Afrique: le plus grand marché du Burundi est la proie des flammes

Léonce Bitariho, correspondant en Afrique

Tout le marché central de la capitale burundaise, Bujumbura, le premier marché sur lequel pouvait compter le développement de la ville et du pays en général, est parti en fumée dimanche dernier. Les commerçants et toute la population en détresse assistaient en toute impuissance, incapables d’ éteindre le feu. Il s’agit du premier grand malheur de l’année pour le Burundi, l’un des pays les plus pauvres de la planète.

L'incendie du marché central de Bujumbura se poursuivait toujours mardi, deux jours après le début du sinistre

L’incendie du marché central de Bujumbura se poursuivait toujours mardi, deux jours après le début du sinistre

« C’est la pire des catastrophes que le Burundi a connu depuis son existence », affirment les populations de la capitale burundaise, rencontrées autour de ce marché qui, dimanche, brûlait sous leurs yeux. Aux environs de sept heures du matin, heure de Bujumbura (minuit, heure de Montréal), le marché prend feu.

D’abord un stand, puis deux, quatre, et plusieurs, tout est pris par ce feu, donnant lieu à une colonne de fumée noire, épaisse au début, puis large et plus large encore avec le temps, qui monte au dessus de toute la capitale, pour se croiser aux nuages dans le ciel. Le premier camion sapeur pompier est arrivé tard, plus d’une heure et demie après. Pas de passage à l’intérieur du marché. Tous les véhicules lance-eau, en nombre très réduit à Bujumbura, échouent à éteindre le feu jusqu’à ce qu’on fasse le recours aux pays de la communauté est-africaine.
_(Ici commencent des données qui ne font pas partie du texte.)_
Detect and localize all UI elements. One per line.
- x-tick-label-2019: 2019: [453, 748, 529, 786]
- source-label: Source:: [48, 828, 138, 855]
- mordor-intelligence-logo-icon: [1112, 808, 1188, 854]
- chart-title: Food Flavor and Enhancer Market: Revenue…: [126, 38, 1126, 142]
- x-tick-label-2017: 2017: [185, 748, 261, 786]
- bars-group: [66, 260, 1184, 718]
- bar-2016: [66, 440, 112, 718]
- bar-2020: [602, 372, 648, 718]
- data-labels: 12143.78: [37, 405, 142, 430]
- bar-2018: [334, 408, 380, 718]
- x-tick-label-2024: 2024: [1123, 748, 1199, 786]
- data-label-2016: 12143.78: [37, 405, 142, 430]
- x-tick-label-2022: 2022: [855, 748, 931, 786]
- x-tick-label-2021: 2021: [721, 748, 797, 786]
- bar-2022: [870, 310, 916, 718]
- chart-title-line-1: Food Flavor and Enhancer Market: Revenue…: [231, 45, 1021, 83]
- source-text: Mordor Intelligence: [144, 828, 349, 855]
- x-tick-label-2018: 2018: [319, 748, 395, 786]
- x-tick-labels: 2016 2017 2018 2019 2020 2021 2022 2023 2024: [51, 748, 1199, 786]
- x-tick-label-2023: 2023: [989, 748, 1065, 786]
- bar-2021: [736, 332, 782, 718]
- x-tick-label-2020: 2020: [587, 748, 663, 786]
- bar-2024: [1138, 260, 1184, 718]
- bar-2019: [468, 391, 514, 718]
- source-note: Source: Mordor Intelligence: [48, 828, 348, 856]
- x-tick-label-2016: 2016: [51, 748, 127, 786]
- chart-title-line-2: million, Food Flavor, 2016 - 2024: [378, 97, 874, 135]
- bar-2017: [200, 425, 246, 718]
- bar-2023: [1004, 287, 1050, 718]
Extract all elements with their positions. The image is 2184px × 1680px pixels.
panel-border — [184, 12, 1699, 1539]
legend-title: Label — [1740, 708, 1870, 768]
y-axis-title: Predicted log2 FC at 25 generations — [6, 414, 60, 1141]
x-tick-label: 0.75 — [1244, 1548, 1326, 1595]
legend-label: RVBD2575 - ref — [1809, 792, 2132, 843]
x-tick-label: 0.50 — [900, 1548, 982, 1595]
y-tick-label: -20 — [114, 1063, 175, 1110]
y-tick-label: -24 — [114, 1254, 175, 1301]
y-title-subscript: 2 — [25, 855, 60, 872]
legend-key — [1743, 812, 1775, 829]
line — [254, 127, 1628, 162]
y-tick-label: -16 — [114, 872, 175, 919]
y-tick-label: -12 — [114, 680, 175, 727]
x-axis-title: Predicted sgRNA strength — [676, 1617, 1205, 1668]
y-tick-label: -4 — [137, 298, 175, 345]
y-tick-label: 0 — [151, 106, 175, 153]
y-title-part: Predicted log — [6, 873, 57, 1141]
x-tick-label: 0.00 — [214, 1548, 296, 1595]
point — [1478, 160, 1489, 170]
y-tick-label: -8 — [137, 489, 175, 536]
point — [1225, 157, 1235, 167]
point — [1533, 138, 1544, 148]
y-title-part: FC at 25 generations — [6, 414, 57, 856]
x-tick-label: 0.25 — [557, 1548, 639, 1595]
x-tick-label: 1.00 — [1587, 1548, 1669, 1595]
Le Rwanda est intervenu un peu plus de six heures après avec son hélicoptère qui, lui aussi échoue. Entre temps, certains des commerçants sont victimes d’une crise d’hypertension, d’autres sont traumatisés, avant d’être conduits dans les hôpitaux. Le directeur de l’aviation, à l’aéroport international de Bujumbura, venu avec ses engins pour tenter d’éteindre le feu, déplore que le lieu de l’accident ne soit en aucun cas protégé par un périmètre de sécurité. « Or, dit-il, nous avons affaire à une foule de gens indisciplinés. » Parmi ces indisciplinés figurerait « certains policiers » selon des témoignages sur place, qui profitaient du désordre pour s’adonner au pillage.

Les dégâts sont énormes selon un ancien ministre des Finances. De son temps, dans les années 1992, « les flux de transactions du marché central de Bujumbura étaient estimés à un milliard de francs burundais par jour. Aujourd’hui, poursuit Donatien Bihute, cette transaction est estimée à près de six milliards de francs burundais, soit environ quatre millions de dollars américains par jour». Pour lui en effet, un tel montant au quotidien fait en sorte que le marché central de la capitale burundaise soit plus important que les banques, d’où le fait que l’incendie de dimanche va donner lieu à une si grande perte pour la nation entière car, le marché centrale de Bujumbura est la grande entreprise du pays. Les conséquences sont donc énormes pour le Burundi, ce pays de la région des Grands Lacs africains.

Une étude aurait montré que le marché central de Bujumbura offrait près de 5000 emplois à différentes catégories de la population. Par ailleurs, un bon nombre de commerçants ne savent pas comment ils vont rembourser les crédits qu’ils avaient contractés auprès des banques. Le malheur ne venant jamais seul comme l’on dit, la quasi-totalité des commerçants n’ont pas d’assurance-incendie. « Seuls les bâtiments du marché peuvent être indemnisés si l’on a payé les primes d’assurance », soutient un responsable du réseau d’assureurs.  Il n’y a pas que les Burundais qui ont perdu leurs biens, mais aussi les Sénégalais, les Indiens, sans parler d’autres hommes et femmes d’affaires ressortissant des pays de la communauté est-africaine. Le feu est toujours présent, la fumée se dégageait même pendant la journée de mardi.